SceneTex: High-Quality Texture Synthesis for Indoor Scenes via Diffusion Priors
Dave Zhenyu Chen, Haoxuan Li, Hsin-Ying Lee, Sergey Tulyakov, Matthias Nießner
TL;DR
SceneTex introduces a diffusion-prior-based texture synthesis framework for indoor scenes that optimizes textures directly in RGB space. It uses a multiresolution texture field to capture details and a cross-attention decoder to enforce global style consistency across instances. Through depth-conditioned diffusion priors and a VSD-based objective, SceneTex achieves superior texture quality and prompt fidelity on 3D-FRONT datasets, outperforming previous methods both quantitatively and in user studies. While shading artifacts remain a limitation, the approach offers a scalable path to high-quality, style-controlled 3D scene texturing.
Abstract
We propose SceneTex, a novel method for effectively generating high-quality and style-consistent textures for indoor scenes using depth-to-image diffusion priors.
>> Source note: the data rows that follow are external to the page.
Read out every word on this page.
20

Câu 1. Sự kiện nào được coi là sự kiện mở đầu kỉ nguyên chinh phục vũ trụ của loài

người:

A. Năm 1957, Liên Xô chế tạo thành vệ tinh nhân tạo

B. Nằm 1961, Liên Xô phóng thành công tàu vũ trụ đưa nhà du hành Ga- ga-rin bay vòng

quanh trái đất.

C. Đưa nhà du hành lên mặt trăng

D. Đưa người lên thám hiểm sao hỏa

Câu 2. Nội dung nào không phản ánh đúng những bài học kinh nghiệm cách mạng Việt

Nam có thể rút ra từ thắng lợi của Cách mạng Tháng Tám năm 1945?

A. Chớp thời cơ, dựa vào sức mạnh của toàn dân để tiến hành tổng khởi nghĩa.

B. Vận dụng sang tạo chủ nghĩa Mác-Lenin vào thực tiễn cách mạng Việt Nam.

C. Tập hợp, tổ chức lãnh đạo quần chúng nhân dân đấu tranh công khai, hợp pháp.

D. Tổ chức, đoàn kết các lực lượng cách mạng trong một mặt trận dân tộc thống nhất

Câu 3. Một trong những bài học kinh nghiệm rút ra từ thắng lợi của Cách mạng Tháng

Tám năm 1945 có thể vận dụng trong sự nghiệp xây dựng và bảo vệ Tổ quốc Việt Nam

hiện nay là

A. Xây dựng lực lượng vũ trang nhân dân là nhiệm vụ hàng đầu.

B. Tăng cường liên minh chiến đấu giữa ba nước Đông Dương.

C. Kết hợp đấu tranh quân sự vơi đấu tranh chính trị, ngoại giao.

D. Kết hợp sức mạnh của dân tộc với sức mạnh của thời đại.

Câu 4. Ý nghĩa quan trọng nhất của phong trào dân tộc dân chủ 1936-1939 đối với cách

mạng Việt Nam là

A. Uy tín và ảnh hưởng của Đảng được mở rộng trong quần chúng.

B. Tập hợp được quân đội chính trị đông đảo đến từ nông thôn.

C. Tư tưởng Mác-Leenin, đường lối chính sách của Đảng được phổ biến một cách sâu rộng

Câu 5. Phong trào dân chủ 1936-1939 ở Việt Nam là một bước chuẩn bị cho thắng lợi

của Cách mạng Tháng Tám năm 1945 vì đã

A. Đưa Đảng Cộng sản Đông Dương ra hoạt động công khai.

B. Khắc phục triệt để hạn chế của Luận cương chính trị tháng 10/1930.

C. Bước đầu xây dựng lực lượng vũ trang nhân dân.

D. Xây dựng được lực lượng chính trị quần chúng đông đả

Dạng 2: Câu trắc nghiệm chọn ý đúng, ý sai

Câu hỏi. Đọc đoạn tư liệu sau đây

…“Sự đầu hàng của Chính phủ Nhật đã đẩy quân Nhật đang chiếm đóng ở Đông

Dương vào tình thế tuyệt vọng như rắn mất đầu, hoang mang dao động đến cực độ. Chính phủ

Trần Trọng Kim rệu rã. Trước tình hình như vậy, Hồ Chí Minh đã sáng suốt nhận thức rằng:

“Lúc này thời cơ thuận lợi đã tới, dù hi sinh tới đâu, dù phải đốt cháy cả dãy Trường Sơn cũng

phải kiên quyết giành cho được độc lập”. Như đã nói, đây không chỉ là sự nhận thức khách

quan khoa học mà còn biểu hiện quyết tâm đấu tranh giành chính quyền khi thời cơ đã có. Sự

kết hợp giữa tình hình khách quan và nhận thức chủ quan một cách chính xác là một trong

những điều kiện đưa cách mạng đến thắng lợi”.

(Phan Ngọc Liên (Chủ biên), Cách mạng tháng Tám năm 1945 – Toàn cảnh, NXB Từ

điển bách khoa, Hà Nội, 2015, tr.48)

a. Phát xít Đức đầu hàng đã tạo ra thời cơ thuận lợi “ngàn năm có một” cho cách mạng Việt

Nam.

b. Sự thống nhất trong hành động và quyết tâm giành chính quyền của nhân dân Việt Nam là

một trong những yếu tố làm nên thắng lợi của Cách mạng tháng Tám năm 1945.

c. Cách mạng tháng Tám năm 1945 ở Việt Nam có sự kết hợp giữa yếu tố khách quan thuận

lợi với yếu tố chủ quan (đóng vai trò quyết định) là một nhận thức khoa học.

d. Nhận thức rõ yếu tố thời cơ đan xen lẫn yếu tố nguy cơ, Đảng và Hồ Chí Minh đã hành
Unlike previous methods that either iteratively warp 2D views onto a mesh surface or distillate diffusion latent features without accurate geometric and style cues, SceneTex formulates the texture synthesis task as an optimization problem in the RGB space where style and geometry consistency are properly reflected. At its core, SceneTex proposes a multiresolution texture field to implicitly encode the mesh appearance. We optimize the target texture via a score-distillation-based objective function in respective RGB renderings. To further secure the style consistency across views, we introduce a cross-attention decoder to predict the RGB values by cross-attending to the pre-sampled reference locations in each instance. SceneTex enables various and accurate texture synthesis for 3D-FRONT scenes, demonstrating significant improvements in visual quality and prompt fidelity over the prior texture generation methods.